Uncle Áine died in 1953. He had become very sick with tuberculosis, and was dying. The death rate of tuberculosis in 1953 was only 11% of the death rate in 1900, but that still meant that over thirty thousand people died of the disease each year. It was sad, very sad. We had no money to pay for doctors because it was all gone. That is how I learned that gambling was bad. Yes, very bad. Better to save money than spend it on useless things. Uncle Aine would tell me stories of adventures you, mother, and he would go on before I was born. I vaguely remember you attempting to get us to travel as a family when we were young, but I never liked it. I think I might have been the reason you were forced to give up on it.

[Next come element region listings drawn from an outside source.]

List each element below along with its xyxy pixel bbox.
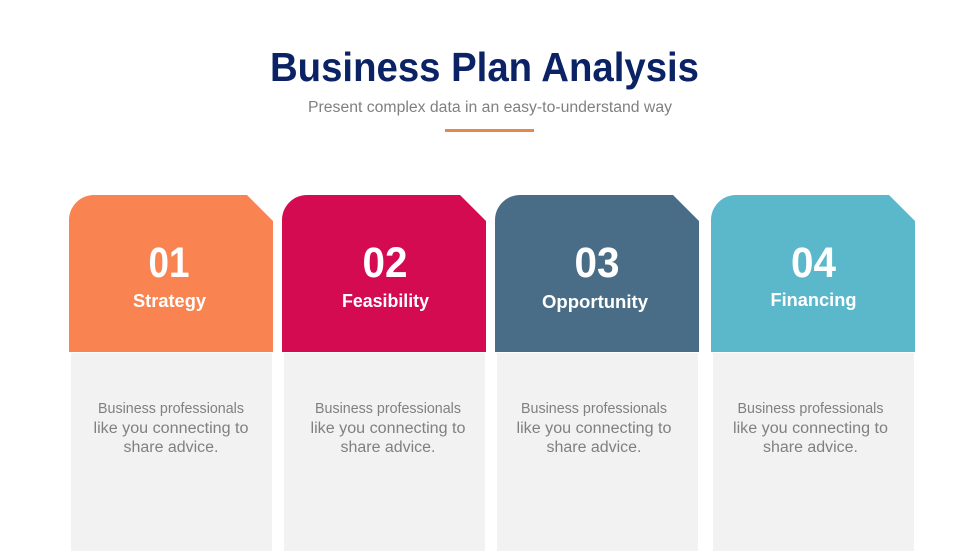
feasibility body panel: [284, 353, 485, 551]
panel: financing: [711, 195, 915, 551]
strategy header: [69, 195, 273, 352]
financing body panel: [713, 353, 914, 551]
feasibility description: Business professionals: [315, 401, 461, 417]
panel: feasibility: [282, 195, 486, 551]
accent underline: [445, 129, 534, 132]
financing label: Financing: [770, 289, 856, 310]
financing header: [711, 195, 915, 352]
opportunity number: 03: [574, 239, 620, 287]
panel: opportunity: [495, 195, 699, 551]
opportunity description: like you connecting to: [516, 420, 672, 437]
panel: strategy: [69, 195, 273, 551]
strategy number: 01: [148, 239, 190, 287]
feasibility number: 02: [362, 239, 408, 287]
strategy description: share advice.: [124, 439, 218, 456]
opportunity body panel: [497, 353, 698, 551]
financing description: like you connecting to: [733, 420, 888, 437]
financing description: Business professionals: [738, 401, 884, 417]
feasibility description: like you connecting to: [310, 420, 466, 437]
feasibility header: [282, 195, 486, 352]
strategy description: Business professionals: [98, 401, 244, 417]
subtitle: Present complex data in an easy-to-understand way: [308, 99, 672, 116]
strategy label: Strategy: [133, 290, 207, 311]
strategy description: like you connecting to: [94, 420, 248, 437]
title: Business Plan Analysis: [270, 44, 699, 90]
strategy body panel: [71, 353, 272, 551]
opportunity description: Business professionals: [521, 401, 667, 417]
feasibility description: share advice.: [340, 439, 436, 456]
feasibility label: Feasibility: [342, 290, 430, 311]
opportunity description: share advice.: [546, 439, 642, 456]
opportunity header: [495, 195, 699, 352]
opportunity label: Opportunity: [542, 291, 649, 312]
financing description: share advice.: [763, 439, 858, 456]
financing number: 04: [791, 239, 836, 287]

As Uncle Áine was dying, he told me that I should try to live life to the fullest. Yes, yes, he was quite sad as he said that. Very sad indeed. But I wanted to honor his dying wish. I wanted to honor you and mother as I honored his dying wish, as well. So I did as he suggested and made my current goal; to travel the world and document unique things that neither of us have seen. Before he died, Uncle Áine bought me one of those new instant, self-developing cameras. They are very expensive, but not as expensive as the medical care. “I’m dying, anyway,” Uncle Áine had said, “So I’ll spend the money on the camera if you promise to use it.” I replied “Yes, yes, Uncle Áine, I will use it. I will follow my goal to the end.” He smiled. He was always a good uncle.
I paid for the guides to take past the desert to the wilderness beyond using part of your three-dollar bill collection. Please don’t be mad. Please don’t be mad. I did it so I can take pictures for us. I keep the pictures in a journal. I hope to one day have many books with the pictures of my travels, and to write about them as well. I have only been here for a few weeks, and I already have dozens of pictures. Perhaps I will give my books to cousin Owen, the one who always smells of grilled cheese. I like grilled cheese. About twenty meters from here I see a stalagmite formation in the desert sands. That is odd, very odd. I think I will take a break from my writing to go take a picture of them, now. I just want to tell you something, father; I love you, even if there is something "off in my head."